Having an unstable self-image Impulsiveness in self-destructive behaviours such as substance abuse, binge eating, over spending. Suicidal tendencies, and self-harming. Instability of mood swings, lasting from between a few hours and a few days. Chronic feelings of emptiness Intense, inappropriate anger. Paranoia and severe dissassociative behaviour. Another characterisation of BPD is an action called “splitting”. This is a situation where the sufferer cannot see two conflicting ideals at once. There is either black or white; there is no grey area in the middle. The borderliner cannot cope with opposing thoughts in their mind.
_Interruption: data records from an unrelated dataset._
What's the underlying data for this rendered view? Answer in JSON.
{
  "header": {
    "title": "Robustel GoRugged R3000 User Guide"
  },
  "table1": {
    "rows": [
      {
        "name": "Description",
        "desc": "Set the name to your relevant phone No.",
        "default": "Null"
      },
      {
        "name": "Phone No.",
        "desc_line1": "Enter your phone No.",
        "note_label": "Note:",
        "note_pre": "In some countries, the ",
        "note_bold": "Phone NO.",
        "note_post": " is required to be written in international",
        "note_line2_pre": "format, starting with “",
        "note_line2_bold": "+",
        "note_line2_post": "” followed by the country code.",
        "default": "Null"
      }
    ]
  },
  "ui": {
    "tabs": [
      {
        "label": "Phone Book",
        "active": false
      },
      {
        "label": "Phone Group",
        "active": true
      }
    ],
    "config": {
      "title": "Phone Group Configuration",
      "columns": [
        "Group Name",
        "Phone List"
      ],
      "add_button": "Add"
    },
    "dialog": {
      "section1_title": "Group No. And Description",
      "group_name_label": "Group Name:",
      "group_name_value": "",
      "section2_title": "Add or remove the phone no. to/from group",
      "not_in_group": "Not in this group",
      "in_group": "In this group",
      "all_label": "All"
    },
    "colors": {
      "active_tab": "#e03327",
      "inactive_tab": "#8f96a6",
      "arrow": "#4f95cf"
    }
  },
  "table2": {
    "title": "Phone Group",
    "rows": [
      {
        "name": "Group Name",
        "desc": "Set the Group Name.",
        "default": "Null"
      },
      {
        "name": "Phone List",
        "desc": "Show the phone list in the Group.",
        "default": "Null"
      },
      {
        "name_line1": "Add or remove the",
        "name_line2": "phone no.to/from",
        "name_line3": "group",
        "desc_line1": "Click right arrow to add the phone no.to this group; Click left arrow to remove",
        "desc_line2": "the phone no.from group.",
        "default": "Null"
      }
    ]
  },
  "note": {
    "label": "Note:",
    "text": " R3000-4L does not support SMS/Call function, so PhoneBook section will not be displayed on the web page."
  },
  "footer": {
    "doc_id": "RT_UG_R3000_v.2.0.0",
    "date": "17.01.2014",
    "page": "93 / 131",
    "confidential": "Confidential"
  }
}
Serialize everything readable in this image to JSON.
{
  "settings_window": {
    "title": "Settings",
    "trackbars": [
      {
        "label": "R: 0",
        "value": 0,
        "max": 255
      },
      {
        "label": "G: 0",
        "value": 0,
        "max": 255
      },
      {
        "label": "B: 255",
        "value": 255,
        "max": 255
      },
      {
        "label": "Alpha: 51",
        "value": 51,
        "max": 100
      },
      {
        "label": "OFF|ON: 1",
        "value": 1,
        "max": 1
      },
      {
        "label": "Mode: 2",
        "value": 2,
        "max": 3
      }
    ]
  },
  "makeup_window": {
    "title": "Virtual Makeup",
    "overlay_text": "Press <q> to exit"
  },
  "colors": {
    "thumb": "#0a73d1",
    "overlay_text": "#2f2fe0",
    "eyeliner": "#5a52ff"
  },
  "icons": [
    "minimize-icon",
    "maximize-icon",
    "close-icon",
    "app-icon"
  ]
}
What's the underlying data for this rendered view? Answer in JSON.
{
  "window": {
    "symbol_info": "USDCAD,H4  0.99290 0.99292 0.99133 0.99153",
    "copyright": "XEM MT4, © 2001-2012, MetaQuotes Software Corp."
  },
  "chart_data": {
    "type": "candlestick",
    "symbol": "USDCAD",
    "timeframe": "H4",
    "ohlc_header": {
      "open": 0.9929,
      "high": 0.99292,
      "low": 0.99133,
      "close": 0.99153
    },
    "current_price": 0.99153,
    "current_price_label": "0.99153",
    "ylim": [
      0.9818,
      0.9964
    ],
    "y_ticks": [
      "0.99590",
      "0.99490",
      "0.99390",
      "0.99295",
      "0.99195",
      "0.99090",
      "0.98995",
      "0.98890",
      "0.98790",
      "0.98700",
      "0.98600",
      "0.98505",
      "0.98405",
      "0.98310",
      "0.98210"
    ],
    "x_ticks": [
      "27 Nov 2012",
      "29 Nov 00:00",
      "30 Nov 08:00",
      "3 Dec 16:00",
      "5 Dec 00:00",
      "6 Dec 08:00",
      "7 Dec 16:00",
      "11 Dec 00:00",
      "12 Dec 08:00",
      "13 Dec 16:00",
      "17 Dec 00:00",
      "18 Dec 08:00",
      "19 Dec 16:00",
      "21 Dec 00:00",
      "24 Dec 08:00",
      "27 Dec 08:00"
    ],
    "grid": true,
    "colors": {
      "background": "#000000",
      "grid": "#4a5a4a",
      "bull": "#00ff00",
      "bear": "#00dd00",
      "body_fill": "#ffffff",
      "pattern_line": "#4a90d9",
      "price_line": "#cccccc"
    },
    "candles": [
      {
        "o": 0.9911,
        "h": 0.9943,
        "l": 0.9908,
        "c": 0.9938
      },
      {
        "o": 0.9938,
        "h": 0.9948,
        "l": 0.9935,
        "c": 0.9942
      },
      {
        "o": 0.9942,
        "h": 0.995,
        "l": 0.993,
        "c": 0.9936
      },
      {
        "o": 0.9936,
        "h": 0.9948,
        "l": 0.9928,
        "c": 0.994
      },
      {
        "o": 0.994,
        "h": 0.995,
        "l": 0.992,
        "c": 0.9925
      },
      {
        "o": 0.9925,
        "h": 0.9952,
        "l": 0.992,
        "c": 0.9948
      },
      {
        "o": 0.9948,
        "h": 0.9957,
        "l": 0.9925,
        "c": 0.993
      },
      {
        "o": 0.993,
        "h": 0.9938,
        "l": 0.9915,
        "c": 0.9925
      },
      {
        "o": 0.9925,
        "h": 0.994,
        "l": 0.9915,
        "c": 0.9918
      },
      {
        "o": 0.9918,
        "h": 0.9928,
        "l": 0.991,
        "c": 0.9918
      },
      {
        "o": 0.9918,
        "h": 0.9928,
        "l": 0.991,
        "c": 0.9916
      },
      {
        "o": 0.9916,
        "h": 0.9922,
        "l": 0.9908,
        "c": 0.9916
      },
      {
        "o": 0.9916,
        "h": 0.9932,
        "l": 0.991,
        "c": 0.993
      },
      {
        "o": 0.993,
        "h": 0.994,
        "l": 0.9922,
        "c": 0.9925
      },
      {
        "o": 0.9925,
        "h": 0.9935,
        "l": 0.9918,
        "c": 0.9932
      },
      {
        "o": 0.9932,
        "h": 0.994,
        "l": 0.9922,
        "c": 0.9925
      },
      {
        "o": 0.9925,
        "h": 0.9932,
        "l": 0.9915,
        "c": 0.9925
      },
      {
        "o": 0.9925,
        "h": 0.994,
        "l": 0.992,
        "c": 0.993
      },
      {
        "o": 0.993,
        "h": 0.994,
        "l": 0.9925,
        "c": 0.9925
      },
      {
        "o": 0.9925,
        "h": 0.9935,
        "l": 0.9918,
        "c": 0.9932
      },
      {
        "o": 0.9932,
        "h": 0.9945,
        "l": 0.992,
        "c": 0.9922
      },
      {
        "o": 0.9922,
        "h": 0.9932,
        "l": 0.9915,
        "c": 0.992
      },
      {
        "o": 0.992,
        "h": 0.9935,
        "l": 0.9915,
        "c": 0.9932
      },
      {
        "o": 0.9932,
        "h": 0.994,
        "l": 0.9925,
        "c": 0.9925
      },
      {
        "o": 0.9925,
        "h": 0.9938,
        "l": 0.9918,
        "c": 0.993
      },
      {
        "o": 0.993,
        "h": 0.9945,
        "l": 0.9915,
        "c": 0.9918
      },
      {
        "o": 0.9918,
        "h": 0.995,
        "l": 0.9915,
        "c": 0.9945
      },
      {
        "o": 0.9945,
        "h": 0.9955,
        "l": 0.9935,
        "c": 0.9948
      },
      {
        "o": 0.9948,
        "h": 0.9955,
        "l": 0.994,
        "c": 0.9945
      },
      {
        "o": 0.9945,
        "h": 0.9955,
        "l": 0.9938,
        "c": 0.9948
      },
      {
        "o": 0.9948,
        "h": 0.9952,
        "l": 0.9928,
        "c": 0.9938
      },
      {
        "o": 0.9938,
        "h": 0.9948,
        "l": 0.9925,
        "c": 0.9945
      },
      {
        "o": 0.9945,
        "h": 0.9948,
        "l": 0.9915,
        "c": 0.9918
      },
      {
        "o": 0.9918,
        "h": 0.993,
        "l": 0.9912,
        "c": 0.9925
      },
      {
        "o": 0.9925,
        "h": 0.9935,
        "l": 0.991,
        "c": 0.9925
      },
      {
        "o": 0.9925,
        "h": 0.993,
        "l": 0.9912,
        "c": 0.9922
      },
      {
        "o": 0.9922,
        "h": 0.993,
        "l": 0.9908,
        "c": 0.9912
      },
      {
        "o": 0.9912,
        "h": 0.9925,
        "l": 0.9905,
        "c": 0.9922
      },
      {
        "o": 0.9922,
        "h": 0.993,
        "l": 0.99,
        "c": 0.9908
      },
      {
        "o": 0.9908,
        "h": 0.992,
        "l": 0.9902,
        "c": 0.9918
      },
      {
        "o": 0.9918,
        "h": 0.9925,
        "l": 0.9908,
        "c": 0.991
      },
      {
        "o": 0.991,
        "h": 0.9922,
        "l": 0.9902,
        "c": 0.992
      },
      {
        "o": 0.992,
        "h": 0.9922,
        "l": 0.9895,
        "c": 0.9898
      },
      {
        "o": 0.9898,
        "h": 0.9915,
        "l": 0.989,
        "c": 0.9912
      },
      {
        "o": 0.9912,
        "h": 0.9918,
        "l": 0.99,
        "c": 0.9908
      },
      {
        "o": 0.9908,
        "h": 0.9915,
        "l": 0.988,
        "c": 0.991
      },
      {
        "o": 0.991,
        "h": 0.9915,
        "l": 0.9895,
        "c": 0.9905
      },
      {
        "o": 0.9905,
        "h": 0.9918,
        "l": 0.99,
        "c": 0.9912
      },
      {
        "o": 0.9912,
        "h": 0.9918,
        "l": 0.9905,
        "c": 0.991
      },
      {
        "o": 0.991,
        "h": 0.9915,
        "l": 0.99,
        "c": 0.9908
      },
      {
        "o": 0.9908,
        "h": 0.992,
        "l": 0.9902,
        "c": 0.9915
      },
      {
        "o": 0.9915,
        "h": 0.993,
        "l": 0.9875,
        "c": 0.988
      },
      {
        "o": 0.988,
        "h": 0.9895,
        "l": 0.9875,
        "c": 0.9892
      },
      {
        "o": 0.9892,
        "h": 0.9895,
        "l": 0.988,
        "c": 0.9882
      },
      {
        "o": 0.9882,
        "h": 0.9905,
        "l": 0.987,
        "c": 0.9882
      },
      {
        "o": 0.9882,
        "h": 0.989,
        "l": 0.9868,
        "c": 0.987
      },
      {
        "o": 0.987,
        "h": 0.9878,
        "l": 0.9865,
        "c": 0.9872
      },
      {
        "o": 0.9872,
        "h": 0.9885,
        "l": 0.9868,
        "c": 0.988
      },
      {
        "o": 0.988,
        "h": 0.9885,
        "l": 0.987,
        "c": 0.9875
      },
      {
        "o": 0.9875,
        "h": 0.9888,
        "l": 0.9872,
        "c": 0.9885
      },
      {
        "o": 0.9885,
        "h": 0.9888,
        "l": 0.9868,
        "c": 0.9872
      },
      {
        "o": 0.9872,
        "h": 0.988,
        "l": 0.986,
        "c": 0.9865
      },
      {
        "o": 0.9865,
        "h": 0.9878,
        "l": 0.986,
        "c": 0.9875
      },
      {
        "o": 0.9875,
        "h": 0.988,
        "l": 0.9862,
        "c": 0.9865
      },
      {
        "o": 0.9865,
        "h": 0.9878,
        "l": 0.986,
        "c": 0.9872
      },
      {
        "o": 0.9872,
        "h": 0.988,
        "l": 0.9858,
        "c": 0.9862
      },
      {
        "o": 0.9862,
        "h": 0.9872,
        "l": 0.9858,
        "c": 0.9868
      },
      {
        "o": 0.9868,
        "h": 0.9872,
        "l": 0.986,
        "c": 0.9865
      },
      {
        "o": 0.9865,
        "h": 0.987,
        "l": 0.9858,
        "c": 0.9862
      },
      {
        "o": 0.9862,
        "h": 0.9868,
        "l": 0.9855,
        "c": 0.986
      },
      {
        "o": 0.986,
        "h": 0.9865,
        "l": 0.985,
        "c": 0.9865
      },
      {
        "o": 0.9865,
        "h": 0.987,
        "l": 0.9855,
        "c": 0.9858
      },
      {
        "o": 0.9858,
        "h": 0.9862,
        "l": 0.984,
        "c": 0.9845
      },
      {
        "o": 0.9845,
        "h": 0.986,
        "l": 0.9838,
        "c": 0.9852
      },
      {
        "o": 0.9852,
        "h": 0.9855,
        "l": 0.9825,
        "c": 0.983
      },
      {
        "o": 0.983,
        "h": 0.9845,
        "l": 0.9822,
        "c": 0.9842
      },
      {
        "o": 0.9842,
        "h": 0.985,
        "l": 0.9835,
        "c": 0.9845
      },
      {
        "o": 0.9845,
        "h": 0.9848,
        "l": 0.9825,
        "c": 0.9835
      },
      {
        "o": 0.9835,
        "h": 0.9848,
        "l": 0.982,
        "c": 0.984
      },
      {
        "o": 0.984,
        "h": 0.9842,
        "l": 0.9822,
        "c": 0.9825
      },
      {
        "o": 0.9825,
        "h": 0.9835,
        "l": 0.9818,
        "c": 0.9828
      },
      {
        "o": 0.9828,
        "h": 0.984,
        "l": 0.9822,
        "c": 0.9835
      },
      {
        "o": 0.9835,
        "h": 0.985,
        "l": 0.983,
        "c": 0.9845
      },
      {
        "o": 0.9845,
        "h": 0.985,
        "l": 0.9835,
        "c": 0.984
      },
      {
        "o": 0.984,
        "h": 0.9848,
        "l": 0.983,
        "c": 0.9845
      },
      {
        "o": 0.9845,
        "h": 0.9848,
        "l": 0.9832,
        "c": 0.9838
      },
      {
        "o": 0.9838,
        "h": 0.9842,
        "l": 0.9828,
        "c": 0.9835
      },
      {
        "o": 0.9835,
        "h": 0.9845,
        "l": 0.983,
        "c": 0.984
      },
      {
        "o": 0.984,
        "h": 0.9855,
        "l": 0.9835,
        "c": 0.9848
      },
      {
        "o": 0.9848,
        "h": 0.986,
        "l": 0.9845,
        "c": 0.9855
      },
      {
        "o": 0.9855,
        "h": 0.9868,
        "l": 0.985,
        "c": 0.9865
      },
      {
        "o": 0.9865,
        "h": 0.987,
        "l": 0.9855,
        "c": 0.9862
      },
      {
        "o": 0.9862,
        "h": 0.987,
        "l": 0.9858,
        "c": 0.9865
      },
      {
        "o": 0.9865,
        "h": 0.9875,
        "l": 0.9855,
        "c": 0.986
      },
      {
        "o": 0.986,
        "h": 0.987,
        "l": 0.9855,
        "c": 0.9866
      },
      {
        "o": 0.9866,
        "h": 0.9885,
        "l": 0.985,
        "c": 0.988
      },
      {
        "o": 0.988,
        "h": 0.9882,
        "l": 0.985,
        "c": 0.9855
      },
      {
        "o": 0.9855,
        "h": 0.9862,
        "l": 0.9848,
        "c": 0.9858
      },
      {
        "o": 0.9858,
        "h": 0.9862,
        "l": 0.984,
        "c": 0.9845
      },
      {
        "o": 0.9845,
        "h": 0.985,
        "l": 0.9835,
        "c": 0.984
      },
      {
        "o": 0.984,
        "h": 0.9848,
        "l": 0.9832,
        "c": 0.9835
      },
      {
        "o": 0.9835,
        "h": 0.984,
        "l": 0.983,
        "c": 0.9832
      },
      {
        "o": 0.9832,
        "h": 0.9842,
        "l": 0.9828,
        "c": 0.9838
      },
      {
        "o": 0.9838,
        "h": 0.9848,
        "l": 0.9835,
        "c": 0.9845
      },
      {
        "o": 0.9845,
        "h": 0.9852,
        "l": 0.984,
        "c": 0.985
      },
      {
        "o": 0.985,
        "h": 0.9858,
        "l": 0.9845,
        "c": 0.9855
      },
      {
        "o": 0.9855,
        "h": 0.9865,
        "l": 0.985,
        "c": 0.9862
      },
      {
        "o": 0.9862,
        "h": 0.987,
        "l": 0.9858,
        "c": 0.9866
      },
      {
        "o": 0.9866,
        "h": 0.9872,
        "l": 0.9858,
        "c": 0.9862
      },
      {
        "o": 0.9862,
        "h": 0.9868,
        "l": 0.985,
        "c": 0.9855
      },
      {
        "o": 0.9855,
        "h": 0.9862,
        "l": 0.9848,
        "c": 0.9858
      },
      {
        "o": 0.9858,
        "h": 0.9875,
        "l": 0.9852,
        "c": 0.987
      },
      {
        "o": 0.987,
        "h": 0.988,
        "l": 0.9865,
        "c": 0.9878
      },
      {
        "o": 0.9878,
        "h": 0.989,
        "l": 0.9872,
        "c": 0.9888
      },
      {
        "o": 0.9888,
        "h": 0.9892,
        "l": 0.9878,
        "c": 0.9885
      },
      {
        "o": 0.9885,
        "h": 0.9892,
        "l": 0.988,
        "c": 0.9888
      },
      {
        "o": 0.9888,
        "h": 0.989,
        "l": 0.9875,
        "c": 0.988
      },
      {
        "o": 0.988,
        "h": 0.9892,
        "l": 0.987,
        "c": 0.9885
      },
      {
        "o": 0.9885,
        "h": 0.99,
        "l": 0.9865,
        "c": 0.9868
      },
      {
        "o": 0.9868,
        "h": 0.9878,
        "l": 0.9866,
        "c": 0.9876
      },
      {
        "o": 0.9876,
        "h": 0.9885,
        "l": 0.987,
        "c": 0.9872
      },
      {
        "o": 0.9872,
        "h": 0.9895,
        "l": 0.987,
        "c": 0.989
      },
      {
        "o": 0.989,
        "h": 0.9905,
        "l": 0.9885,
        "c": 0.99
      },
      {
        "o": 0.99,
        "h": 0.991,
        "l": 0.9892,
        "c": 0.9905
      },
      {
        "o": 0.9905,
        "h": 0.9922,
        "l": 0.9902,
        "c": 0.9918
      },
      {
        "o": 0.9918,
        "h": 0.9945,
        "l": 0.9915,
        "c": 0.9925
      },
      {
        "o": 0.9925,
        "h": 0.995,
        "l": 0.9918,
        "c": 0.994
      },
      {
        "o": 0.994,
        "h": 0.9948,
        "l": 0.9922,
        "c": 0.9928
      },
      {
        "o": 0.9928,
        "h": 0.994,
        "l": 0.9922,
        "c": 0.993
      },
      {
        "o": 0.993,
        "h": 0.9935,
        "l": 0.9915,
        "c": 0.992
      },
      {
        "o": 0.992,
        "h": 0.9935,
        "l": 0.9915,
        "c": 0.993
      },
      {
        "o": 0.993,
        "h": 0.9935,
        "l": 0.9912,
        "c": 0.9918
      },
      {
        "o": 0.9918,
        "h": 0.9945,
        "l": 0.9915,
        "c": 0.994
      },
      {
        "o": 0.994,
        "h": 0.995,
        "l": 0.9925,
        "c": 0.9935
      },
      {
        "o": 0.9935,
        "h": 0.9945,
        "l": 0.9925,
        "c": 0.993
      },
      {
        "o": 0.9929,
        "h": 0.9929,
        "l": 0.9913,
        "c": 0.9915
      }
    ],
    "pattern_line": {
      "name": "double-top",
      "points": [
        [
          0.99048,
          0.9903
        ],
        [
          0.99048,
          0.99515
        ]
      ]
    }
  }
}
My situation is one that is painful for me to recollect. I have the above problems, and it taints my view of everyday life. Only last year I realised that when a person left a room they didn’t just “disappear” into a void. I couldn’t understand how someone could still be there when I couldn’t see them. Until that time, I thought everyone was like that, that this was normal. I am a self harmer (read my op on self harming), and regularly think about suicide. I suffer from paranoia, to the extreme that sometimes I cannot leave the house, and I don’t trust my partner or children. I always feel alone, and that I do not have a purpose in life. When I become angry I take it out on myself and injure myself, or do even more damage to my self-image. I also have an eating disorder, which rules my life. My life is a roller-coaster of emotion, and I live from hour to hour never knowing how I will feel next. Self-injury is common in the borderliner, but unlike other self-injurers a risk of suicide is not weakened by self-harming behaviour. The borderline patient will not see the difference between self harm and suicide, and many borderliners have died when they were self harming by not recognising just how dangerous the action they have taken
was. Treatment for BPD is usually by medication; I am currently on Venlafaxine (an antidepressant), Carbomazapine (an anti-convulsive drug which stabilises my brain waves) and Chlorpromazine (which is a tranquilliser). I also use Zopiclone (which is a sleeping tablet). I have also had three periods of hospitalisation, in a psychiatric unit, but in the condition of BPD this is usually discouraged as it can cause more harm than good, due to the BPD sufferers altered perception of reality. BPD sufferers also tend to become institutionalised easier and can seek solace in the hospital, prefering to hide there instead of living real life. The preferable method of care is through a Community Psychiatric Nurse, and I see mine on a weekly basis. BPD is thought to be caused by a traumatic experience in childhood, such as abuse, problems in parental skills when the Borderliner was young, or similar. There is still not much advice on BPD readily available, either in the form of literature or Internet websites. The majority of websites are geared to medical professionals. I am hoping to set my own website up to help other sufferers of this condition. This condition rules the sufferers life, and more is needed to bring this condition into the public eye. Many public figures have been said to suffer from it, the most high profile probably being Marilyn Monroe, Princess Diana and Adolf Hitler. The misunderstanding of the condition, and the implications of the name, needs to be explored. A recent American survey showed that the word Borderline did not adequately describe the illness and confused both patients, carers and medical professionals. This condition is one that is so misunderstood that it is criminal seeing that it is more common than most other psychiatric conditions.